Widely known as the “Yorkshire Ripper,” especially in the media circle, Sutcliffe terrorized northern England between 1975 and 1980, murdering 13 women and attempting to destroy seven others. He was convicted and given a life sentence in 1981.
Prior to his COVID-19-positive diagnosis, Sutcliffe suffered from underlying health conditions. However, the Prison Service has restrained from confirming the cause of his death, leaving the task to the coroner. Sutcliffe was hospitalized in the Broadmoor maximum-security psychiatric hospital for many years. He was only moved in 2016 after being considered fit to be transferred to the Frankland Prison in County Durham.
Before his trial, Sutcliffe had willingly confessed to prosecutors. However, in a sudden change of heart, he decided to withdraw his confessional statements and contest the charges brought against him. At his trial, he said he acted on a command from God to kill prostitutes.
Born in June 1946 in Bingley, West Yorkshire, Sutcliffe worked as a truck driver and grave digger, amidst other menial jobs he could secure, New York Post reports.
His first victim was the 28-year-old Wilma McCann, a mother of four who worked as a prostitute. Sutcliffe repeatedly hit her with a hammer before stabbing her. This first killing came in October 1975, less than a year after he got married. In his confessional statement to the police, he said he needed a reason to justify his killing of McCann. Therefore, he settled with a plausible one – a hatred for sex workers.
There were other victims in the five years that his name sparked terror among women in Yorkshire. He murdered the 42-year-old Emily Jackson and 16-year-old Jayne MacDonald. He was a top suspect while investigations were ongoing on the series of murders. However, Sutcliffe had developed the perfect smokescreen to avoid the attention of the police whose eyes were beamed on the wrong suspect.
The long arm of the law will finally catch up on Sutcliffe when he made the wrong moves. In a stop-and-search investigation, the police found out that Sutcliffe had stolen the number plates affixed in his car. He was also carrying a sex worker, Olivia Reivers, while a knife and hammer laid nearby.
During investigations, senior police officers at that time questioned the morals of Sutcliffe victims while using foul language on them. For this, West Yorkshire Police Chief Constable John Robins apologized. The son of Sutcliffe’s first victim, Richard McCann, had earlier called on the police authorities to issue a formal apology to the victims’ families.
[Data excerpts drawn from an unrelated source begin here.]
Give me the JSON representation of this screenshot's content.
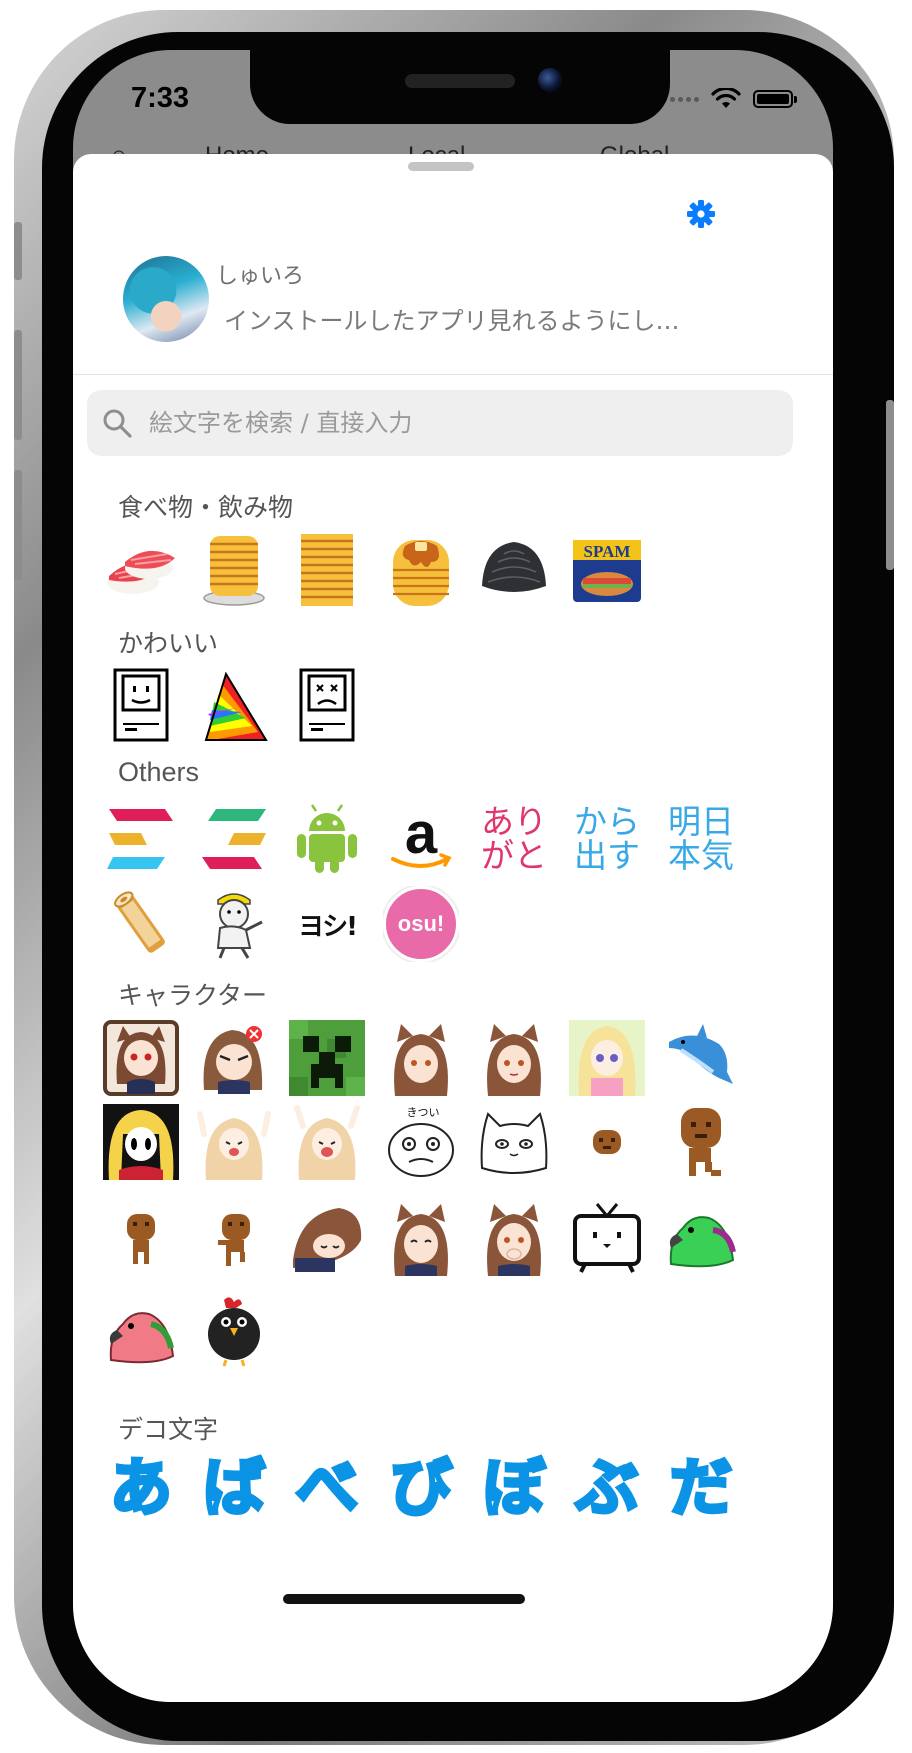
{
  "status_bar": {
    "time": "7:33"
  },
  "background_tabs": [
    "Home",
    "Local",
    "Global"
  ],
  "profile": {
    "name": "しゅいろ",
    "note": "インストールしたアプリ見れるようにし…"
  },
  "search": {
    "placeholder": "絵文字を検索 / 直接入力"
  },
  "categories": {
    "food": "食べ物・飲み物",
    "cute": "かわいい",
    "others": "Others",
    "characters": "キャラクター",
    "deco": "デコ文字"
  },
  "emoji_text": {
    "arigato_1": "あり",
    "arigato_2": "がと",
    "karadasu_1": "から",
    "karadasu_2": "出す",
    "ashita_1": "明日",
    "ashita_2": "本気",
    "yoshi": "ヨシ!",
    "osu": "osu!",
    "spam": "SPAM",
    "kitsui": "きつい"
  },
  "deco_chars": [
    "あ",
    "ば",
    "べ",
    "び",
    "ぼ",
    "ぶ",
    "だ"
  ],
  "colors": {
    "accent": "#0a7cff",
    "deco_stroke": "#0b93e6",
    "arigato": "#e0366b",
    "karadasu": "#38a9e6",
    "osu": "#e96aa8"
  },
  "icons": {
    "settings": "gear-icon",
    "search": "magnifier-icon",
    "signal": "signal-dots-icon",
    "wifi": "wifi-icon",
    "battery": "battery-icon"
  }
}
Robbins also acknowledged the series of errors and investigative failings made in the course of investigations into Sutcliffe crimes. He said such errors were regrettable but have helped shaped the current ethical and professional approach to modern-day criminal investigations.
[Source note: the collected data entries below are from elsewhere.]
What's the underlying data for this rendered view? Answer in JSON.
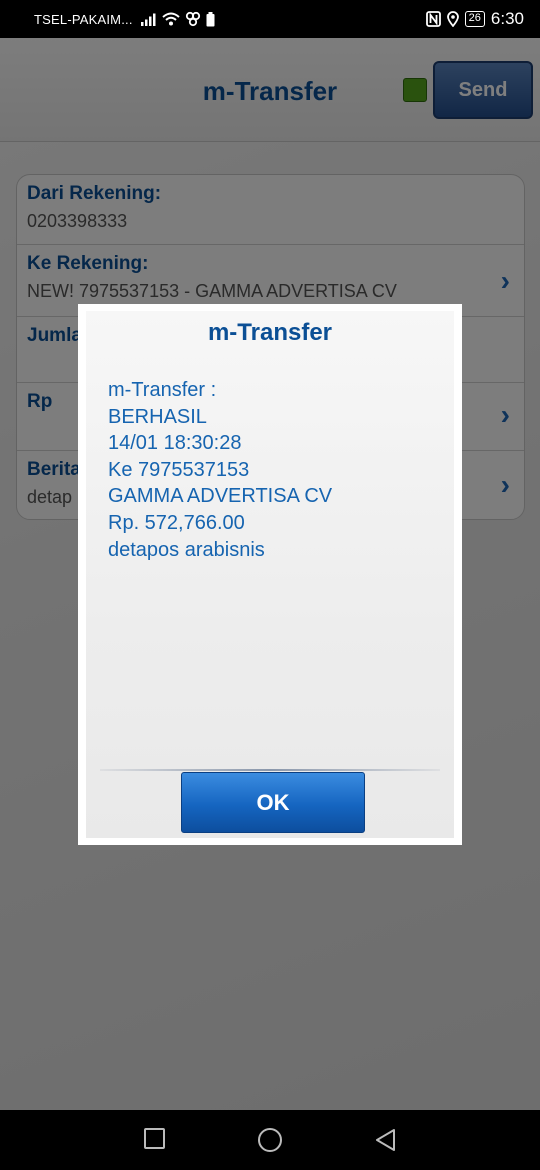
{
  "status_bar": {
    "carrier": "TSEL-PAKAIM...",
    "battery": "26",
    "time": "6:30"
  },
  "app": {
    "title": "m-Transfer",
    "send_label": "Send",
    "status_color": "#55a51c",
    "form": {
      "rows": [
        {
          "label": "Dari Rekening:",
          "value": "0203398333"
        },
        {
          "label": "Ke Rekening:",
          "value": "NEW! 7975537153 - GAMMA ADVERTISA CV"
        },
        {
          "label": "Jumla",
          "value": ""
        },
        {
          "label": "Rp",
          "value": ""
        },
        {
          "label": "Berita",
          "value": "detap"
        }
      ]
    }
  },
  "dialog": {
    "title": "m-Transfer",
    "lines": [
      "m-Transfer :",
      "BERHASIL",
      "14/01 18:30:28",
      "Ke 7975537153",
      "GAMMA ADVERTISA CV",
      "Rp. 572,766.00",
      "detapos arabisnis"
    ],
    "ok_label": "OK"
  },
  "icons": {
    "chevron": "chevron-right-icon",
    "nav": [
      "recent-apps-icon",
      "home-icon",
      "back-icon"
    ]
  }
}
A former police officer who was part of the case, Bob Bridgestock, said that Sutcliffe was not the intelligent killer that people erroneously painted him to be. He said he was a brutal fellow who will be hated by society long after his demise.
He concluded that his death would bring closure to his victims’ families, who were haunted by the mere knowledge of his being alive. While acknowledging that investigators made mistakes on the case, Bridgestock excuses their failings to the limited resources available to the police then.